Socialist realism became the official literary form of the former Soviet Union in the 1930s, adopted by the Communist regime’s Party Central Committee in 1932 and the First Congress of the Union of Soviet Writers in 1934, the latter of which defined it as “the truthful, historically concrete representation of reality in its revolutionary development” and further asserted that such representation “must be linked with the task of ideological transformation and education of workers in the spirit of socialism.” All works were to be consistent with Marxist-Leninist ideology, class-conscious, Party-minded, and accessible to and reflective of the people’s interests and values; they were to glorify communism and present a didactic, optimistic view of the proletarian struggle against bourgeois capitalism and toward social consciousness. Writers and artists were viewed as agents of the state whose principal role was to reinforce and advance doctrinally “correct” thinking. Key figures in the adoption and promulgation of the form included the USSR’s dictatorial leader Joseph Stalin, who in 1932 called writers “the engineers of human souls”; Russian writer Maxim Gorky, who authored an essay “On Socialist Realism” (1933); and Soviet politician Andrei Zhdanov, who formulated “Zhdanovism,” an anti-Western cultural policy of strict, ideologically based control of the arts.

Socialist realism persisted until the collapse of the Soviet Union in 1991, though strictures were somewhat relaxed following Stalin’s death in 1953 and under the reform policies of Mikhail Gorbachev in the 1980s. It had minimal impact in the Western world, where it was roundly criticized for state censorship and propagandistic aims, but became an important form in Eastern European countries under Soviet domination during the twentieth century.

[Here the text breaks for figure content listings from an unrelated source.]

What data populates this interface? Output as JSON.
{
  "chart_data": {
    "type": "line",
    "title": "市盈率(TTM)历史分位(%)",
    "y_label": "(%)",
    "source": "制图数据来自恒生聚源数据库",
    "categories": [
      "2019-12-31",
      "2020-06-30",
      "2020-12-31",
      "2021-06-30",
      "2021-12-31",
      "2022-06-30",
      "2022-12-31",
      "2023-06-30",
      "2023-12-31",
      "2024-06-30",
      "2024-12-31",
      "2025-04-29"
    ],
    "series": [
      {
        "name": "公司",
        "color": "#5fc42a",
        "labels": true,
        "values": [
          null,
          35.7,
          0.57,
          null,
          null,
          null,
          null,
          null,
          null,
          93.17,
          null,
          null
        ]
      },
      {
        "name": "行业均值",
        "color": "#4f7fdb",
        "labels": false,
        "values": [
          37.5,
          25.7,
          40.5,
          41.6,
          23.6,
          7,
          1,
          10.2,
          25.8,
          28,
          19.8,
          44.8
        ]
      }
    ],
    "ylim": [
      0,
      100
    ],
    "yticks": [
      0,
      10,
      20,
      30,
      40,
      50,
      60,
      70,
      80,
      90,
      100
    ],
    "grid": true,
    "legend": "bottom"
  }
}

EXAMPLES: Socialist realist novels include Gorky’s Mother (1906), Fyodor Gladkov’s Cement (1925), Alexander Fadeyev’s The Rout (1927), and Nikolai Ostrovsky’s How the Steel Was Tempered (1936). Examples of socialist realist art include Karp Trokhimenko’s “Stalin as an Organizer of the October Revolution,” painted in the 1940s, and Boris Eremeevich Vladimirski’s painting “Roses for Stalin” (1949).